4th April, 2019
Review: Lighthousekeeping by Jeanette Winterson (Mariner Books)
Lighthousekeeping tells the story of Silver ("My mother called me Silver. I was born part precious metal, part pirate."), an orphan girl who is taken into foster care by blind Mr. Pew, the enigmatic and strangely old keeper of a lighthouse on the Scottish coast. Pew tells Silver stories of Babel Dark, a nineteenth-century clergyman who lived two lives: a public one mired in darkness and deceit and a private one bathed in the light of passionate love. For Silver, Dark's life becomes a map through her own darkness, into her own story, and, finally, into love.
I had heard about this book before, sometime during my student days, but it was one of the few Winterson novels I hadn't read yet. I was therefore pleasantly surprised when I picked this novel as a "Blind Date with a Book" at the local bookshop when we recently visited Scotland.

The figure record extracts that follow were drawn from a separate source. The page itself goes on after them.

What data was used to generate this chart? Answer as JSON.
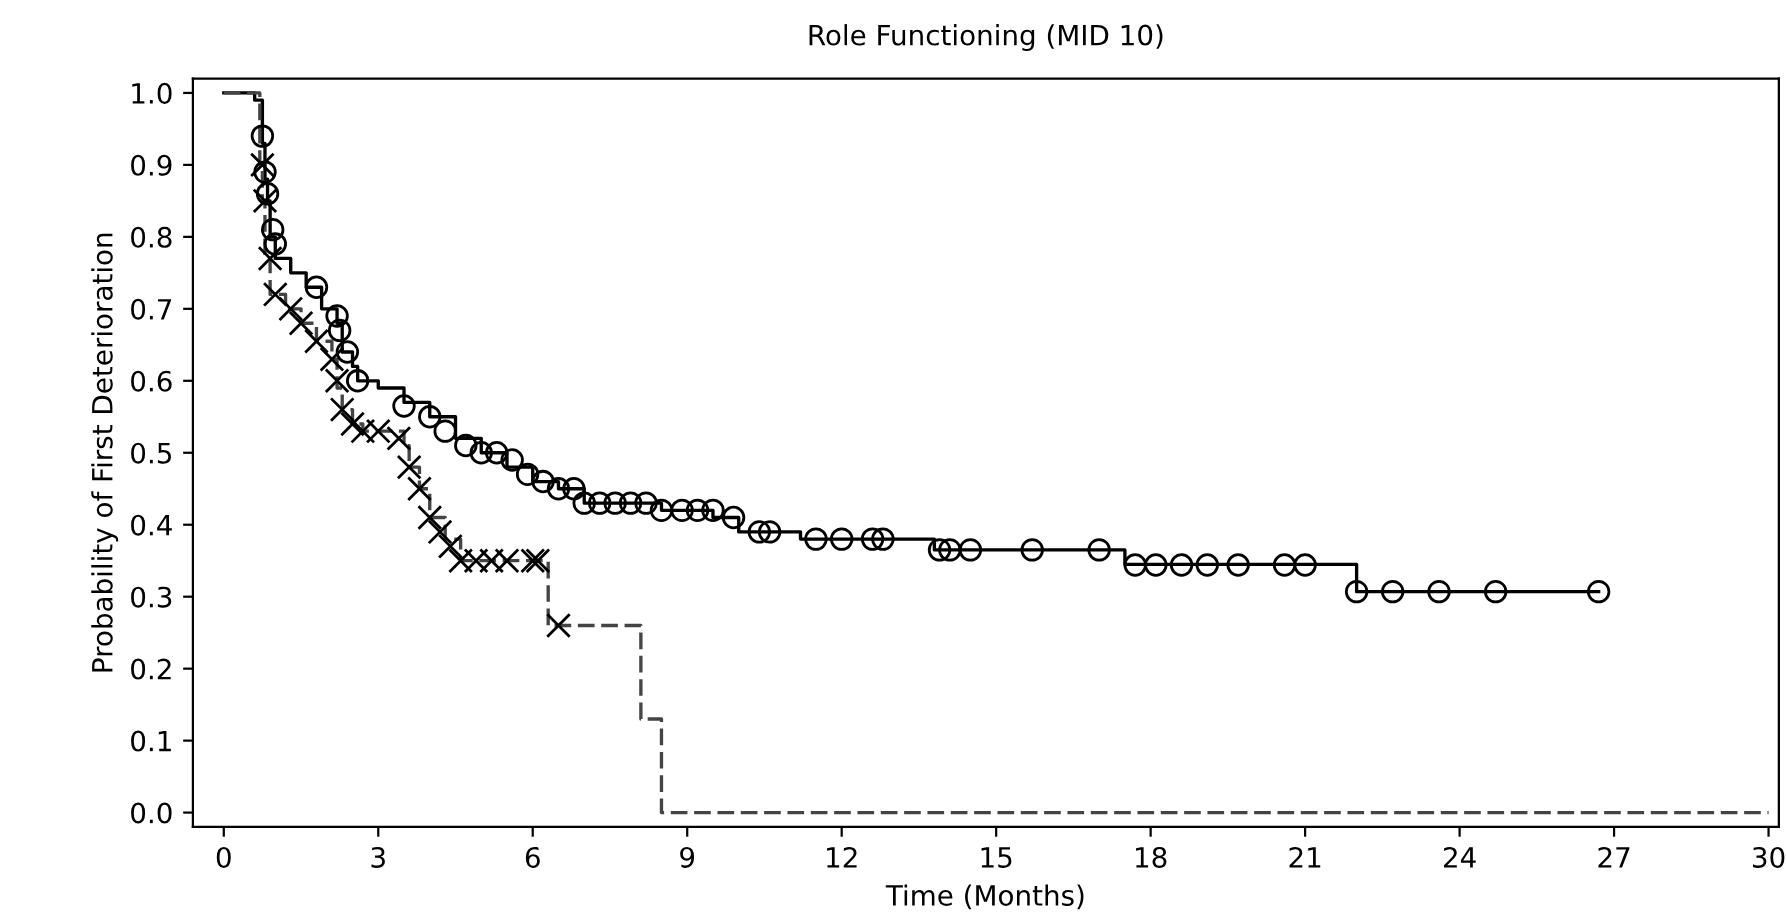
{
  "chart_data": {
    "type": "step",
    "title": "Role Functioning (MID 10)",
    "xlabel": "Time (Months)",
    "ylabel": "Probability of First Deterioration",
    "xlim": [
      -0.6,
      30.2
    ],
    "ylim": [
      -0.02,
      1.02
    ],
    "xticks": [
      0,
      3,
      6,
      9,
      12,
      15,
      18,
      21,
      24,
      27,
      30
    ],
    "yticks": [
      {
        "value": 0,
        "label": "0.0"
      },
      0.1,
      0.2,
      0.3,
      0.4,
      0.5,
      0.6,
      0.7,
      0.8,
      0.9,
      {
        "value": 1,
        "label": "1.0"
      }
    ],
    "grid": false,
    "series": [
      {
        "color": "#000000",
        "line_style": "solid",
        "x": [
          0,
          0.6,
          0.75,
          0.8,
          0.85,
          0.9,
          1.0,
          1.3,
          1.6,
          1.9,
          2.2,
          2.3,
          2.5,
          2.6,
          3.0,
          3.5,
          4.0,
          4.5,
          5.0,
          5.5,
          6.0,
          6.5,
          7.0,
          8.5,
          9.5,
          10.0,
          11.2,
          13.8,
          17.5,
          22.0,
          26.7
        ],
        "values": [
          1.0,
          0.99,
          0.93,
          0.88,
          0.85,
          0.8,
          0.77,
          0.75,
          0.73,
          0.7,
          0.68,
          0.64,
          0.62,
          0.6,
          0.59,
          0.57,
          0.55,
          0.52,
          0.5,
          0.48,
          0.46,
          0.45,
          0.43,
          0.42,
          0.41,
          0.39,
          0.38,
          0.365,
          0.345,
          0.307,
          0.307
        ]
      },
      {
        "color": "#444444",
        "line_style": "dashed",
        "x": [
          0,
          0.7,
          0.75,
          0.8,
          0.9,
          1.2,
          1.5,
          1.8,
          2.1,
          2.2,
          2.3,
          2.5,
          2.7,
          3.5,
          3.6,
          3.8,
          4.0,
          4.3,
          4.6,
          6.3,
          8.1,
          8.5,
          30.0
        ],
        "values": [
          1.0,
          0.9,
          0.85,
          0.77,
          0.72,
          0.7,
          0.68,
          0.655,
          0.63,
          0.59,
          0.56,
          0.54,
          0.53,
          0.51,
          0.48,
          0.45,
          0.41,
          0.38,
          0.35,
          0.26,
          0.13,
          0.0,
          0.0
        ]
      },
      {
        "type": "scatter",
        "color": "#000000",
        "marker": "circle",
        "x": [
          0.75,
          0.8,
          0.85,
          0.95,
          1.0,
          1.8,
          2.2,
          2.25,
          2.4,
          2.6,
          3.5,
          4.0,
          4.3,
          4.7,
          5.0,
          5.3,
          5.6,
          5.9,
          6.2,
          6.5,
          6.8,
          7.0,
          7.3,
          7.6,
          7.9,
          8.2,
          8.5,
          8.9,
          9.2,
          9.5,
          9.9,
          10.4,
          10.6,
          11.5,
          12.0,
          12.6,
          12.8,
          13.9,
          14.1,
          14.5,
          15.7,
          17.0,
          17.7,
          18.1,
          18.6,
          19.1,
          19.7,
          20.6,
          21.0,
          22.0,
          22.7,
          23.6,
          24.7,
          26.7
        ],
        "values": [
          0.94,
          0.89,
          0.86,
          0.81,
          0.79,
          0.73,
          0.69,
          0.67,
          0.64,
          0.6,
          0.565,
          0.55,
          0.53,
          0.51,
          0.5,
          0.5,
          0.49,
          0.47,
          0.46,
          0.45,
          0.45,
          0.43,
          0.43,
          0.43,
          0.43,
          0.43,
          0.42,
          0.42,
          0.42,
          0.42,
          0.41,
          0.39,
          0.39,
          0.38,
          0.38,
          0.38,
          0.38,
          0.365,
          0.365,
          0.365,
          0.365,
          0.365,
          0.344,
          0.344,
          0.344,
          0.344,
          0.344,
          0.344,
          0.344,
          0.307,
          0.307,
          0.307,
          0.307,
          0.307
        ]
      },
      {
        "type": "scatter",
        "color": "#000000",
        "marker": "cross",
        "x": [
          0.75,
          0.8,
          0.9,
          1.0,
          1.3,
          1.5,
          1.8,
          2.1,
          2.2,
          2.3,
          2.5,
          2.7,
          3.0,
          3.4,
          3.6,
          3.8,
          4.0,
          4.2,
          4.4,
          4.6,
          4.9,
          5.2,
          5.5,
          6.0,
          6.1,
          6.5
        ],
        "values": [
          0.9,
          0.85,
          0.77,
          0.72,
          0.7,
          0.68,
          0.655,
          0.63,
          0.6,
          0.56,
          0.54,
          0.53,
          0.53,
          0.52,
          0.48,
          0.45,
          0.41,
          0.39,
          0.37,
          0.35,
          0.35,
          0.35,
          0.35,
          0.35,
          0.35,
          0.26
        ]
      }
    ]
  }
}
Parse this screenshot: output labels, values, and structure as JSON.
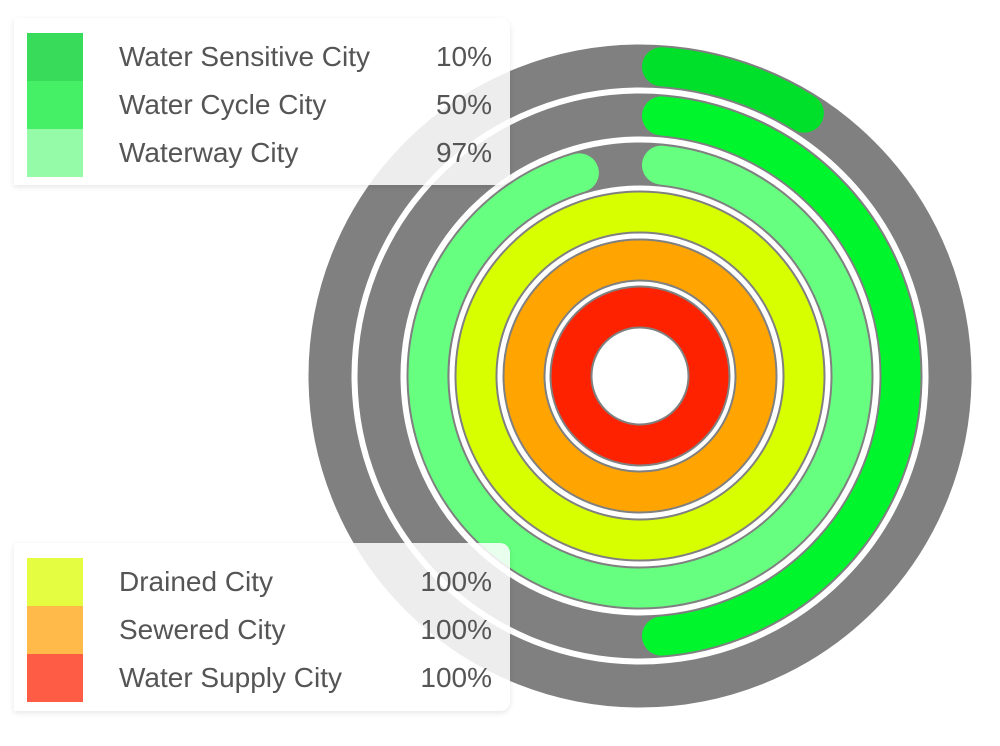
{
  "chart_data": {
    "type": "radial-bar",
    "series": [
      {
        "name": "Water Sensitive City",
        "value": 10,
        "value_label": "10%",
        "bar_color": "#00e02a",
        "legend_color": "#39db5a"
      },
      {
        "name": "Water Cycle City",
        "value": 50,
        "value_label": "50%",
        "bar_color": "#00f52d",
        "legend_color": "#45f066"
      },
      {
        "name": "Waterway City",
        "value": 97,
        "value_label": "97%",
        "bar_color": "#66ff80",
        "legend_color": "#96fba8"
      },
      {
        "name": "Drained City",
        "value": 100,
        "value_label": "100%",
        "bar_color": "#d8ff00",
        "legend_color": "#e4fd40"
      },
      {
        "name": "Sewered City",
        "value": 100,
        "value_label": "100%",
        "bar_color": "#ffa400",
        "legend_color": "#ffba4a"
      },
      {
        "name": "Water Supply City",
        "value": 100,
        "value_label": "100%",
        "bar_color": "#ff2200",
        "legend_color": "#ff5c45"
      }
    ],
    "track_color": "#808080",
    "max": 100,
    "legends": {
      "top": [
        "Water Sensitive City",
        "Water Cycle City",
        "Waterway City"
      ],
      "bottom": [
        "Drained City",
        "Sewered City",
        "Water Supply City"
      ]
    }
  }
}
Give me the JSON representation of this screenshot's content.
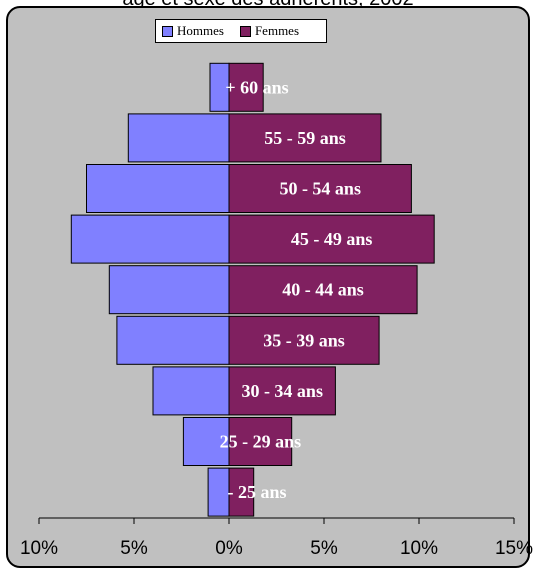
{
  "title_partial": "age et sexe des adhérents, 2002",
  "colors": {
    "men": "#8080ff",
    "women": "#802060",
    "background": "#c0c0c0"
  },
  "chart_data": {
    "type": "bar",
    "orientation": "horizontal",
    "layout": "population-pyramid",
    "categories": [
      "+ 60 ans",
      "55 - 59 ans",
      "50 - 54 ans",
      "45 - 49 ans",
      "40 - 44 ans",
      "35 - 39 ans",
      "30 - 34 ans",
      "25 - 29 ans",
      "- 25 ans"
    ],
    "series": [
      {
        "name": "Hommes",
        "side": "left",
        "values": [
          1.0,
          5.3,
          7.5,
          8.3,
          6.3,
          5.9,
          4.0,
          2.4,
          1.1
        ]
      },
      {
        "name": "Femmes",
        "side": "right",
        "values": [
          1.8,
          8.0,
          9.6,
          10.8,
          9.9,
          7.9,
          5.6,
          3.3,
          1.3
        ]
      }
    ],
    "xlim": [
      -10,
      15
    ],
    "x_ticks": [
      -10,
      -5,
      0,
      5,
      10,
      15
    ],
    "x_tick_labels": [
      "10%",
      "5%",
      "0%",
      "5%",
      "10%",
      "15%"
    ],
    "legend_position": "top-center",
    "grid": false
  }
}
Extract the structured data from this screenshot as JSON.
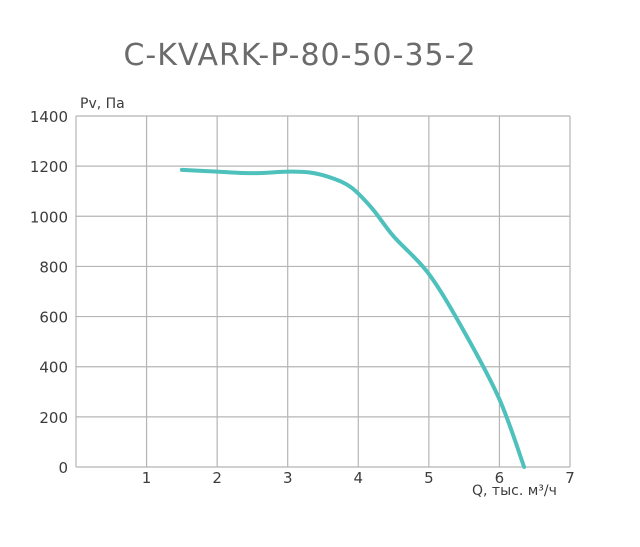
{
  "chart_data": {
    "type": "line",
    "title": "C-KVARK-P-80-50-35-2",
    "ylabel": "Pv, Па",
    "xlabel": "Q, тыс. м³/ч",
    "xlim": [
      0,
      7
    ],
    "ylim": [
      0,
      1400
    ],
    "x_ticks": [
      "1",
      "2",
      "3",
      "4",
      "5",
      "6",
      "7"
    ],
    "y_ticks": [
      "0",
      "200",
      "400",
      "600",
      "800",
      "1000",
      "1200",
      "1400"
    ],
    "grid": true,
    "series": [
      {
        "color": "#4ec1bd",
        "x": [
          1.5,
          2.0,
          2.5,
          3.0,
          3.3,
          3.6,
          3.9,
          4.2,
          4.5,
          5.0,
          5.5,
          6.0,
          6.35
        ],
        "y": [
          1185,
          1178,
          1172,
          1178,
          1175,
          1155,
          1115,
          1030,
          920,
          770,
          540,
          270,
          0
        ]
      }
    ]
  }
}
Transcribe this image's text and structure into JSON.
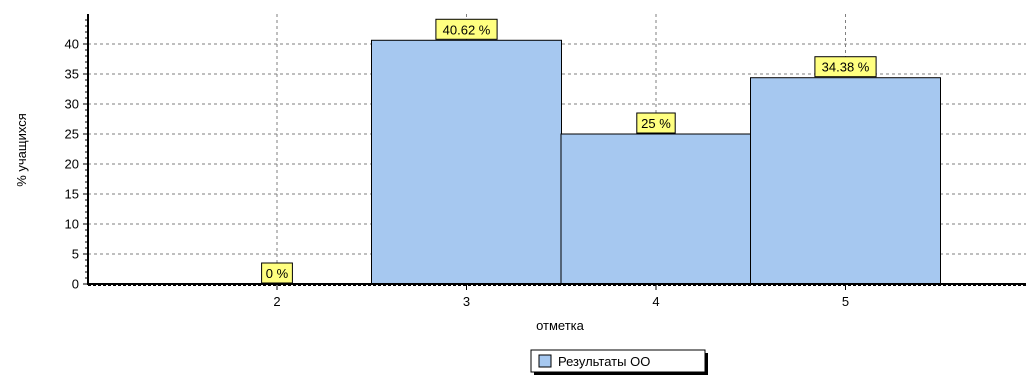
{
  "chart_data": {
    "type": "bar",
    "categories": [
      "2",
      "3",
      "4",
      "5"
    ],
    "series": [
      {
        "name": "Результаты ОО",
        "values": [
          0,
          40.62,
          25,
          34.38
        ]
      }
    ],
    "data_labels": [
      "0 %",
      "40.62 %",
      "25 %",
      "34.38 %"
    ],
    "xlabel": "отметка",
    "ylabel": "% учащихся",
    "ylim": [
      0,
      45
    ],
    "yticks": [
      0,
      5,
      10,
      15,
      20,
      25,
      30,
      35,
      40
    ],
    "grid": true,
    "legend_position": "bottom-center",
    "colors": {
      "bar_fill": "#A6C8F0",
      "bar_stroke": "#000000",
      "label_fill": "#FFFF80",
      "grid": "#7F7F7F"
    }
  }
}
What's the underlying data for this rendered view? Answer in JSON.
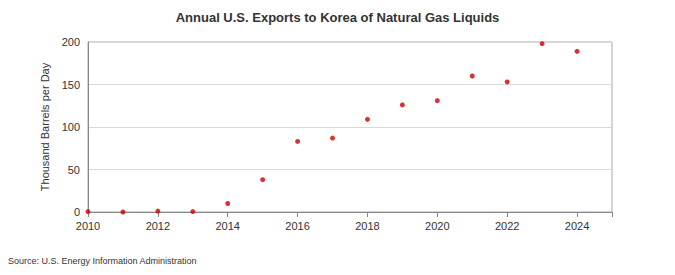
{
  "chart_data": {
    "type": "scatter",
    "title": "Annual U.S. Exports to Korea of Natural Gas Liquids",
    "y_label": "Thousand Barrels per Day",
    "annotations": [
      "Source: U.S. Energy Information Administration"
    ],
    "x": [
      2010,
      2011,
      2012,
      2013,
      2014,
      2015,
      2016,
      2017,
      2018,
      2019,
      2020,
      2021,
      2022,
      2023,
      2024
    ],
    "values": [
      0.5,
      0,
      1,
      0.5,
      10,
      38,
      83,
      87,
      109,
      126,
      131,
      160,
      153,
      198,
      189
    ],
    "color": "#cc0000",
    "marker": "circle",
    "xlim": [
      2010,
      2025
    ],
    "xticks": [
      2010,
      2012,
      2014,
      2016,
      2018,
      2020,
      2022,
      2024
    ],
    "ylim": [
      0,
      200
    ],
    "yticks": [
      0,
      50,
      100,
      150,
      200
    ],
    "grid": true
  }
}
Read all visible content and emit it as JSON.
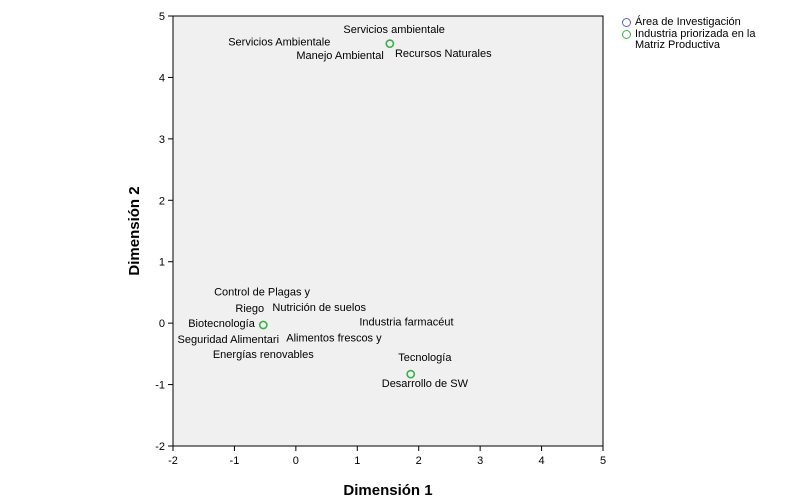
{
  "chart_data": {
    "type": "scatter",
    "xlabel": "Dimensión 1",
    "ylabel": "Dimensión 2",
    "xlim": [
      -2,
      5
    ],
    "ylim": [
      -2,
      5
    ],
    "xticks": [
      -2,
      -1,
      0,
      1,
      2,
      3,
      4,
      5
    ],
    "yticks": [
      -2,
      -1,
      0,
      1,
      2,
      3,
      4,
      5
    ],
    "grid": false,
    "legend_position": "right",
    "series": [
      {
        "name": "Área de Investigación",
        "color": "#5a5ec8",
        "points": []
      },
      {
        "name": "Industria priorizada en la Matriz Productiva",
        "color": "#3bb04a",
        "points": [
          {
            "x": 1.53,
            "y": 4.55
          },
          {
            "x": -0.53,
            "y": -0.03
          },
          {
            "x": 1.87,
            "y": -0.83
          }
        ]
      }
    ],
    "annotations": [
      {
        "text": "Servicios ambientale",
        "x": 1.6,
        "y": 4.72,
        "anchor": "middle"
      },
      {
        "text": "Servicios Ambientale",
        "x": -0.27,
        "y": 4.52,
        "anchor": "middle"
      },
      {
        "text": "Manejo Ambiental",
        "x": 0.72,
        "y": 4.3,
        "anchor": "middle"
      },
      {
        "text": "Recursos Naturales",
        "x": 2.4,
        "y": 4.33,
        "anchor": "middle"
      },
      {
        "text": "Control de Plagas y",
        "x": -0.55,
        "y": 0.45,
        "anchor": "middle"
      },
      {
        "text": "Riego",
        "x": -0.75,
        "y": 0.18,
        "anchor": "middle"
      },
      {
        "text": "Nutrición de suelos",
        "x": 0.38,
        "y": 0.2,
        "anchor": "middle"
      },
      {
        "text": "Biotecnología",
        "x": -1.21,
        "y": -0.06,
        "anchor": "middle"
      },
      {
        "text": "Industria farmacéut",
        "x": 1.8,
        "y": -0.04,
        "anchor": "middle"
      },
      {
        "text": "Seguridad Alimentari",
        "x": -1.1,
        "y": -0.32,
        "anchor": "middle"
      },
      {
        "text": "Alimentos frescos y",
        "x": 0.62,
        "y": -0.3,
        "anchor": "middle"
      },
      {
        "text": "Energías renovables",
        "x": -0.53,
        "y": -0.57,
        "anchor": "middle"
      },
      {
        "text": "Tecnología",
        "x": 2.1,
        "y": -0.62,
        "anchor": "middle"
      },
      {
        "text": "Desarrollo de SW",
        "x": 2.1,
        "y": -1.04,
        "anchor": "middle"
      }
    ]
  }
}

As with all of Winterson's writing you need to suspend disbelief as her stories are full of magical realism. This, however, is exactly what makes her books so wonderful. Yes, this tale is full of weird and surreal moments: I mean, how wonderfully bonkers is the idea that you need to harness yourself in in order to enter your lopsided house on a hill? Also, don't expect any linear plot strands. Lighthousekeeping jumps back and forth between narratives, weaving them into Silver's own while Pew's stories consistently blend fact and fiction. In the lyrical and powerful style of Winterson's writing, historical characters appear and disappear and their presences and absences perfectly illustrate how tangled our own lives really are. There is quite a bit of philosophical and metafictional pondering going on in this novel but it is never overwhelming.
This book is an example of marvelous storytelling. As one reviewer has so fittingly put it: "Nobody writes like Jeanette Winterson". Lighthousekeeping is about love, about hope and memory, and about the stories that shape our lives. It's a magical read that I cannot recommend enough.